Europäischer Gerichtshof, EuGH, Gleichbehandlung, Arbeitsrecht, Entgeltgleichheit, unmittelbare Diskriminierung, mittelbare Diskriminierung, Teilzeitarbeit, Schwangerschaft, Mutterschutz, Frauenförderung, Frauenquote, Diskriminierungsverbot, EGV, Arbeitsbedingungen

Häufig gestellte Fragen

Worum geht es in dieser Arbeit primär?

Die Arbeit befasst sich mit der Rolle und den Urteilen des Europäischen Gerichtshofs hinsichtlich der Durchsetzung des Grundsatzes der Gleichbehandlung von Mann und Frau im Arbeitsleben.

Welche zentralen Themenfelder werden behandelt?

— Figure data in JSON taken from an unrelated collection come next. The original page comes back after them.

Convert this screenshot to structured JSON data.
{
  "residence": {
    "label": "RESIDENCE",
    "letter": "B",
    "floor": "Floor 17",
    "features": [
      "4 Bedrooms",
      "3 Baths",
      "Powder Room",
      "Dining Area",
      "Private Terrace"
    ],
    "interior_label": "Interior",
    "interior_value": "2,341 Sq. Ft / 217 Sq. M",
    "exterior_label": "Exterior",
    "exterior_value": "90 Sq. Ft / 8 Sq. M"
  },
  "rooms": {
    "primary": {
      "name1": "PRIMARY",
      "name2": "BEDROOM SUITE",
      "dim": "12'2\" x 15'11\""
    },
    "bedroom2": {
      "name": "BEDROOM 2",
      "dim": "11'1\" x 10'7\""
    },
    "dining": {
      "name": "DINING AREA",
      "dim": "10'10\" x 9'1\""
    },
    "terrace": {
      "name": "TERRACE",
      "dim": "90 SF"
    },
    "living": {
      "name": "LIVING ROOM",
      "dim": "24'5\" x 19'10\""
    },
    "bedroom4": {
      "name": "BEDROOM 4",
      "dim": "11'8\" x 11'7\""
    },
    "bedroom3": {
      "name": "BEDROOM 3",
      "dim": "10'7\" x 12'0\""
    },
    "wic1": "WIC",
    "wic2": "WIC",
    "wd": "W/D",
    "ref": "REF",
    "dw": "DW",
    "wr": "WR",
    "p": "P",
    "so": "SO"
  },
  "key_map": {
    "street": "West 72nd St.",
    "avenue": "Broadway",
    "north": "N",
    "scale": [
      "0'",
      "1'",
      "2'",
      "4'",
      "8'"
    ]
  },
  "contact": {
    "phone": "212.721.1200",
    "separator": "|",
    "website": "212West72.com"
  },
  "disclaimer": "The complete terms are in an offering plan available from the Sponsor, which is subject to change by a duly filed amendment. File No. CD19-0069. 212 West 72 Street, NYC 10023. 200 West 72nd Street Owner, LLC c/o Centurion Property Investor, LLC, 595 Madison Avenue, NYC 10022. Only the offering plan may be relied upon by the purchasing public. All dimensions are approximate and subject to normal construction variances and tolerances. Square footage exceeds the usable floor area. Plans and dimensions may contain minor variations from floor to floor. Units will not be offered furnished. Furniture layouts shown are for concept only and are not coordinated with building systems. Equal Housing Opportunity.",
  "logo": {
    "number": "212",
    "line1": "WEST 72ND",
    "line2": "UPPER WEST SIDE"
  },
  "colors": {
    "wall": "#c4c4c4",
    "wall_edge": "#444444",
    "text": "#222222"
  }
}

Zu den Kernbereichen gehören unmittelbare und mittelbare Diskriminierung, Fragen der Entgeltgleichheit, der Schutz während der Schwangerschaft sowie die Problematik von Frauenförderungsmaßnahmen.

Was ist das primäre Ziel der Untersuchung?

Das Ziel ist es, aufzuzeigen, wie die Rechtsprechung des EuGH maßgeblich dazu beigetragen hat, Chancengleichheit in Europa zu verwirklichen und nationale Rechtsnormen zu beeinflussen.

Welche wissenschaftliche Methode kommt zum Einsatz?

Die Arbeit basiert auf einer juristischen Analyse einschlägiger Rechtsprechung des EuGH sowie einer Auswertung relevanter europäischer Richtlinien und Verträge.

Welche Inhalte werden im Hauptteil fokussiert?

Der Hauptteil gliedert sich in die Untersuchung von konkreten Fallbeispielen zu Entgelt- und Beschäftigungsbedingungen sowie die differenzierte Betrachtung von Diskriminierungsarten.

Durch welche Schlüsselwörter lässt sich der Text beschreiben?

Zentrale Begriffe sind Gleichbehandlung, EuGH, Diskriminierungsschutz, Entgeltgleichheit und Arbeitsrecht.

Was besagt die Entscheidung im Fall Barber?

Der EuGH urteilte, dass unterschiedliche Altersgrenzen für Männer und Frauen in betrieblichen Altersversorgungssystemen eine unzulässige Entgelt-Diskriminierung darstellen.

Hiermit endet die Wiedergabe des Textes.